Work is progressing on the installation of a new safe speed camera in a high crash risk area in the Counties Manukau Police District.
Waiuku Road in Mauku is among 33 sites across the country where new safe speed cameras will be placed in an effort to drive down mean speeds and related deaths and injuries in these areas.
“The placement of the poles and cameras is occurring at those sites across the country that have been identified as having a high crash risk and a history of fatalities and injury crashes, based on detailed analysis by independent traffic experts” says Operations Manager Road Policing, Inspector Peter McKennie.
Work to install the first poles that will eventually hold the cameras began in early September, and the pole for the Waiuku Road site will be put in place in the near future.
The cameras will be installed after that and once in place, they will be thoroughly tested before becoming operational, says Mr McKennie.
“We know from international experience that safe speed cameras do have an impact on slowing people down, particularly around the sphere of influence of the camera.

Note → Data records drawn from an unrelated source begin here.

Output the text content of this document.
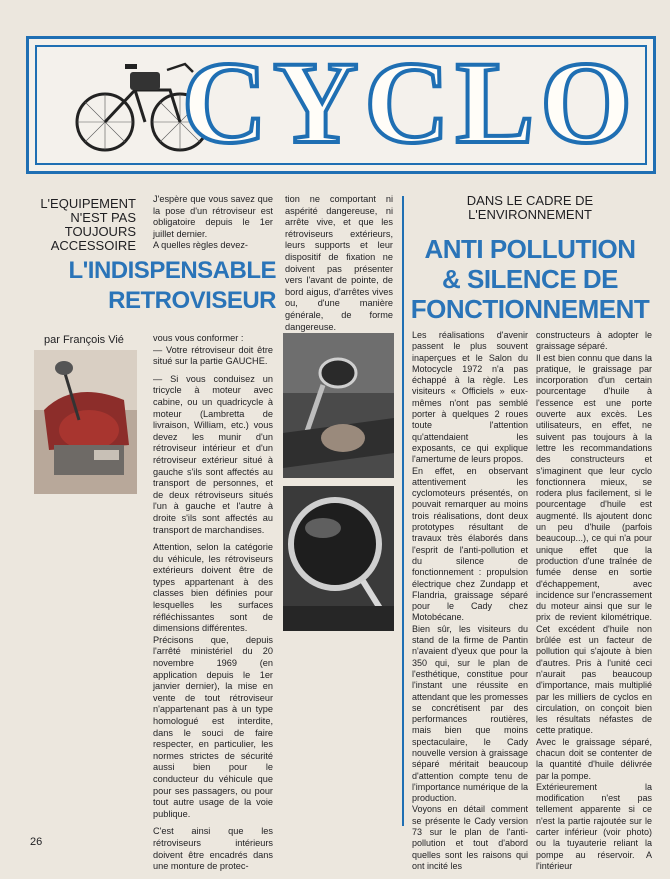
CYCLO
L'EQUIPEMENT N'EST PAS TOUJOURS ACCESSOIRE
L'INDISPENSABLE
RETROVISEUR
J'espère que vous savez que la pose d'un rétroviseur est obligatoire depuis le 1er juillet dernier.
A quelles règles devez-
tion ne comportant ni aspérité dangereuse, ni arrête vive, et que les rétroviseurs extérieurs, leurs supports et leur dispositif de fixation ne doivent pas présenter vers l'avant de pointe, de bord aigus, d'arrêtes vives ou, d'une manière générale, de forme dangereuse.
par François Vié	vous vous conformer :
— Votre rétroviseur doit être situé sur la partie GAUCHE.

— Si vous conduisez un tricycle à moteur avec cabine, ou un quadricycle à moteur (Lambretta de livraison, William, etc.) vous devez les munir d'un rétroviseur intérieur et d'un rétroviseur extérieur situé à gauche s'ils sont affectés au transport de personnes, et de deux rétroviseurs situés l'un à gauche et l'autre à droite s'ils sont affectés au transport de marchandises.

Attention, selon la catégorie du véhicule, les rétroviseurs extérieurs doivent être de types appartenant à des classes bien définies pour lesquelles les surfaces réfléchissantes sont de dimensions différentes.
Précisons que, depuis l'arrêté ministériel du 20 novembre 1969 (en application depuis le 1er janvier dernier), la mise en vente de tout rétroviseur n'appartenant pas à un type homologué est interdite, dans le souci de faire respecter, en particulier, les normes strictes de sécurité aussi bien pour le conducteur du véhicule que pour ses passagers, ou pour tout autre usage de la voie publique.

C'est ainsi que les rétroviseurs intérieurs doivent être encadrés dans une monture de protec-

DANS LE CADRE DE L'ENVIRONNEMENT
ANTI POLLUTION
& SILENCE DE
FONCTIONNEMENT
Les réalisations d'avenir passent le plus souvent inaperçues et le Salon du Motocycle 1972 n'a pas échappé à la règle. Les visiteurs « Officiels » eux-mêmes n'ont pas semblé porter à quelques 2 roues toute l'attention qu'attendaient les exposants, ce qui explique l'amertume de leurs propos.
En effet, en observant attentivement les cyclomoteurs présentés, on pouvait remarquer au moins trois réalisations, dont deux prototypes résultant de travaux très élaborés dans l'esprit de l'anti-pollution et du silence de fonctionnement : propulsion électrique chez Zundapp et Flandria, graissage séparé pour le Cady chez Motobécane.
Bien sûr, les visiteurs du stand de la firme de Pantin n'avaient d'yeux que pour la 350 qui, sur le plan de l'esthétique, constitue pour l'instant une réussite en attendant que les promesses se concrétisent par des performances routières, mais bien que moins spectaculaire, le Cady nouvelle version à graissage séparé méritait beaucoup d'attention compte tenu de l'importance numérique de la production.
Voyons en détail comment se présente le Cady version 73 sur le plan de l'anti-pollution et tout d'abord quelles sont les raisons qui ont incité les
constructeurs à adopter le graissage séparé.
Il est bien connu que dans la pratique, le graissage par incorporation d'un certain pourcentage d'huile à l'essence est une porte ouverte aux excès. Les utilisateurs, en effet, ne suivent pas toujours à la lettre les recommandations des constructeurs et s'imaginent que leur cyclo fonctionnera mieux, se rodera plus facilement, si le pourcentage d'huile est augmenté. Ils ajoutent donc un peu d'huile (parfois beaucoup...), ce qui n'a pour unique effet que la production d'une traînée de fumée dense en sortie d'échappement, avec incidence sur l'encrassement du moteur ainsi que sur le prix de revient kilométrique. Cet excédent d'huile non brûlée est un facteur de pollution qui s'ajoute à bien d'autres. Pris à l'unité ceci n'aurait pas beaucoup d'importance, mais multiplié par les milliers de cyclos en circulation, on conçoit bien les résultats néfastes de cette pratique.
Avec le graissage séparé, chacun doit se contenter de la quantité d'huile délivrée par la pompe.
Extérieurement la modification n'est pas tellement apparente si ce n'est la partie rajoutée sur le carter inférieur (voir photo) ou la tuyauterie reliant la pompe au réservoir. A l'intérieur
26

“This is why we are working to place safe speed cameras at this and other sites, to encourage people to reduce their mean speeds, which, when coupled with road safety improvements and other measures, helps to reduce deaths and injuries” Mr McKennie says.
Site works for the 33 sites were announced in May this year, and represent the third phase of the $10m static camera expansion programme announced in July 2013.
Mr McKennie says Police isn’t interested in camera fines.
“We’re only interested in the impact the cameras have in encouraging people to slow down to safe and appropriate speeds and get to their destination safely.
“This will also continue to be backed by other measures, such as maintaining a highly visible Police presence on high risk routes and other enforcement tools.
“It’s quite simple: if people drive at an appropriate and safe speed for the road and the conditions, they’ll be in no danger of getting a ticket – or, more importantly, being involved in a crash” Mr McKennie says.